Zoe looked up with the bright sparkle restored to her eyes. “I must wait until I am certain my brother has my letter. And then, dear Elsie, tonight, with luck, we shall be off to Richmond-on-Thames! We must drink to our success! Or we would,” she amended, “if you had a glass!”

Gorton brought the water glass from the bedside table, and they poured half the lemonade into it and toasted each other merrily. Returning to her belated luncheon, Zoe exclaimed, “Oh, if you knew how relieved I feel! My brother is home at last, and Mr. Cranford must be pleased with me when he finds out Travis is safe at Miss Benevento's house.”

Gorton finished her lemonade and asked curiously, “Is that where you sent him, then?”

“Yes. The lady has been such a good friend to me, Elsie. So kind. And so beautiful, do not you think?”

“Oh, I do.” Gorton smothered a yawn, and apologized. “One of the two loveliest ladies in all London Town. Though I never thought I'd say that of two foreigners, Miss Zoe, least of all, a Frenchy.”

“Do you mean Miss Katrina Falcon? I hear she is judged the leading Toast, but I'd understood she has only some Chinese ancestry.”

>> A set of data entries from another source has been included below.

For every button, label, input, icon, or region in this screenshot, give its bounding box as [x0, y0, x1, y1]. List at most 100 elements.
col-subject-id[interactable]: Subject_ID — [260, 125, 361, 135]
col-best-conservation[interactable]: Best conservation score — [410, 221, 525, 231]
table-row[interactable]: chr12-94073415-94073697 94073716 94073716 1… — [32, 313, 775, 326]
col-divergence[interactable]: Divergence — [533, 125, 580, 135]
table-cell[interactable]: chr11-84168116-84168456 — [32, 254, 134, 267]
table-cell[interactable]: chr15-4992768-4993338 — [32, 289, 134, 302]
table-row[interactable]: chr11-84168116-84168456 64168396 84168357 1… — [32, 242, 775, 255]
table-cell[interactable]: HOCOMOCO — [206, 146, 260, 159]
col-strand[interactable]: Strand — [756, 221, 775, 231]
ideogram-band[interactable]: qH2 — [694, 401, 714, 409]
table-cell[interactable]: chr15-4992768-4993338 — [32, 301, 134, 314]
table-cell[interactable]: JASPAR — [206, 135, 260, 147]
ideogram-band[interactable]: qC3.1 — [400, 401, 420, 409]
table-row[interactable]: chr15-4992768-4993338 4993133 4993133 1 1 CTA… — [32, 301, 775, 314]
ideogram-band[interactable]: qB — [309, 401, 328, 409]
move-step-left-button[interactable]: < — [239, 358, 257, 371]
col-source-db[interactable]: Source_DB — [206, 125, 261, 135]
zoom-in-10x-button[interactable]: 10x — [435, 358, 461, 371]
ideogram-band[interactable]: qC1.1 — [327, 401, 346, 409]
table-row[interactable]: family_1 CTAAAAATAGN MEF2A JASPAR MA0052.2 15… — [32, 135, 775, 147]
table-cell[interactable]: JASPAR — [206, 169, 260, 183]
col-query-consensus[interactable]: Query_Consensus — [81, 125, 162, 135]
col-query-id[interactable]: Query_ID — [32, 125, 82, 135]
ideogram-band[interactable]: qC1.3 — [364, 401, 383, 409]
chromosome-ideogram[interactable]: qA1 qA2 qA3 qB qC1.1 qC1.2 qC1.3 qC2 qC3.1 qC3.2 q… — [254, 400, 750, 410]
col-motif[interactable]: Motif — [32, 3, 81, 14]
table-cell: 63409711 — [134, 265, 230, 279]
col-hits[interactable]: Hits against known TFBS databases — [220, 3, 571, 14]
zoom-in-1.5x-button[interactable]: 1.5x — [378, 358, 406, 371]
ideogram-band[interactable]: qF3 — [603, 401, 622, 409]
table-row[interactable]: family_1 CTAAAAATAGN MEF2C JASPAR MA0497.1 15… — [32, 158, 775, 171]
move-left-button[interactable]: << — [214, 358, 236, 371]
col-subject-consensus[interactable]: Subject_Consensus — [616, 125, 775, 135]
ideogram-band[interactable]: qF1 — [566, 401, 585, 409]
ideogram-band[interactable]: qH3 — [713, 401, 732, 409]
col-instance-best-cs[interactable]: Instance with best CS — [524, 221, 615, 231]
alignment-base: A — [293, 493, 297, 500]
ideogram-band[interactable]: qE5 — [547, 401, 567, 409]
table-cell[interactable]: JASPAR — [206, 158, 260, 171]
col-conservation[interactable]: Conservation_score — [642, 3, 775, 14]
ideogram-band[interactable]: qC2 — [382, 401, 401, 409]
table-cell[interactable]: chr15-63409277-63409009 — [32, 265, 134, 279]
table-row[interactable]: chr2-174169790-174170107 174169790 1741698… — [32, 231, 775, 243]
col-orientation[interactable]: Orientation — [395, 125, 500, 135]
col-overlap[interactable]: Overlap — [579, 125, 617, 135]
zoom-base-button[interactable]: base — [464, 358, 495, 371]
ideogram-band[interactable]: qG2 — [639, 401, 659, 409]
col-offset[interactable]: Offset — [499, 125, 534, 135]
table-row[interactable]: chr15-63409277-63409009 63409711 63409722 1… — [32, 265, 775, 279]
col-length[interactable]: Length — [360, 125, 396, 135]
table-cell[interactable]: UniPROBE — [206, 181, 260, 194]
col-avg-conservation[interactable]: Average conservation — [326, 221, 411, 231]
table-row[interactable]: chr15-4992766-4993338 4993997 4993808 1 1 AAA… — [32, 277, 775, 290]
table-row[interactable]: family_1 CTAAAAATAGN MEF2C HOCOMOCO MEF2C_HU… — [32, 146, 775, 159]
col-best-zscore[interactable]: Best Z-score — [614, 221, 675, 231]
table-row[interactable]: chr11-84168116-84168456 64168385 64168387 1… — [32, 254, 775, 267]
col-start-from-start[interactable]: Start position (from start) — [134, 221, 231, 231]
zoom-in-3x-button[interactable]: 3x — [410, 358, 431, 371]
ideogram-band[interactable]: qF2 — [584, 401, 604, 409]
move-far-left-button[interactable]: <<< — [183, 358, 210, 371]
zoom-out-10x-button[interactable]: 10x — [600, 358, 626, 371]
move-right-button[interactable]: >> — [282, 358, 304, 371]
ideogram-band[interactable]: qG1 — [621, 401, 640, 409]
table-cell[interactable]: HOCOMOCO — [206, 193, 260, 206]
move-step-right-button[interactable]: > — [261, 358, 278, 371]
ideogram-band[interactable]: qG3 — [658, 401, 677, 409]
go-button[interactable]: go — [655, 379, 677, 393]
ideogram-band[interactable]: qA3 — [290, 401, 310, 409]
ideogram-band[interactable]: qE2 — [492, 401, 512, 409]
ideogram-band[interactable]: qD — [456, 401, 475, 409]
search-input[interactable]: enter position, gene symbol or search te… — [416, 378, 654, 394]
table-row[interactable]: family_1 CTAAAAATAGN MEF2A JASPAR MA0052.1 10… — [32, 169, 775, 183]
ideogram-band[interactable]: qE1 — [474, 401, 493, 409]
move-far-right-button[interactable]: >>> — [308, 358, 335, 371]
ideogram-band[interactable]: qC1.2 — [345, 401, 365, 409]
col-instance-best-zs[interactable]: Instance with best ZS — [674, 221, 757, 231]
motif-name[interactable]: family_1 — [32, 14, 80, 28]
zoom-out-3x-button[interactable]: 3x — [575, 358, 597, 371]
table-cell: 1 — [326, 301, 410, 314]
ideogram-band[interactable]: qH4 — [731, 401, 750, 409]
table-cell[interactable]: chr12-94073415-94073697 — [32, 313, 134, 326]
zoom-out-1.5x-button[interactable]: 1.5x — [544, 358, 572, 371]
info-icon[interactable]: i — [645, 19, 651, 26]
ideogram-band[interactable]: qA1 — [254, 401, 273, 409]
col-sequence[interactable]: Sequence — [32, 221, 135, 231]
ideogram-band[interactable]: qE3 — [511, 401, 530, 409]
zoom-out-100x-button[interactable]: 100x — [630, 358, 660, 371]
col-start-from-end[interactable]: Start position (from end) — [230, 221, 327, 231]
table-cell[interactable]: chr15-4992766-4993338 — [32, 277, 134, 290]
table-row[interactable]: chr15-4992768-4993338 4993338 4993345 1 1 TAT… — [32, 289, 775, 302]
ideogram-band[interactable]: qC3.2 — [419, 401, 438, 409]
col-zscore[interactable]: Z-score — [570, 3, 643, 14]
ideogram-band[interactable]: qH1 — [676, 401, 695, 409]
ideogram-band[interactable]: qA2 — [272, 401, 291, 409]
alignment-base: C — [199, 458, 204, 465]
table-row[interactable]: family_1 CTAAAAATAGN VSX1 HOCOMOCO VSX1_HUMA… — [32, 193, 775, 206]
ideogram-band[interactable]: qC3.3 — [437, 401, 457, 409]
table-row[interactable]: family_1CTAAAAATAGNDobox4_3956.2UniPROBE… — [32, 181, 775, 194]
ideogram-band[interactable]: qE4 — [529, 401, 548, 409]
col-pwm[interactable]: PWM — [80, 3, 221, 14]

“That's right, Miss. And a very nice lady, in spite of what people say.” Gorton giggled. “Lady Buttershaw, you know, is mad for her brother.”

“Yes, I know. But you are mistaken, Elsie. Miss Benevento is Italian, not French.”

“Is that a fact? So that's why her name is different. I fancied 'twas just that gentlemen's names change when they inherit titles, you know. Do you suppose 'twas a second marriage, then? They must have the same parent on one side, surely, for my Cecil says that Miss Benevento looks very much like her brother.”

“Ah, I remember she said she was most fond of her brother. How came Cecil to meet him? Elsie…?”

Gorton pulled back her head and blinked rapidly. “Oh, dear! I am sorry, Miss. Cannot seem to keep my eyes open. I 'spect 'tis all the … excitement.”

“Yes, but you must not fall asleep now! Tell me about Miss Benevento's brother.”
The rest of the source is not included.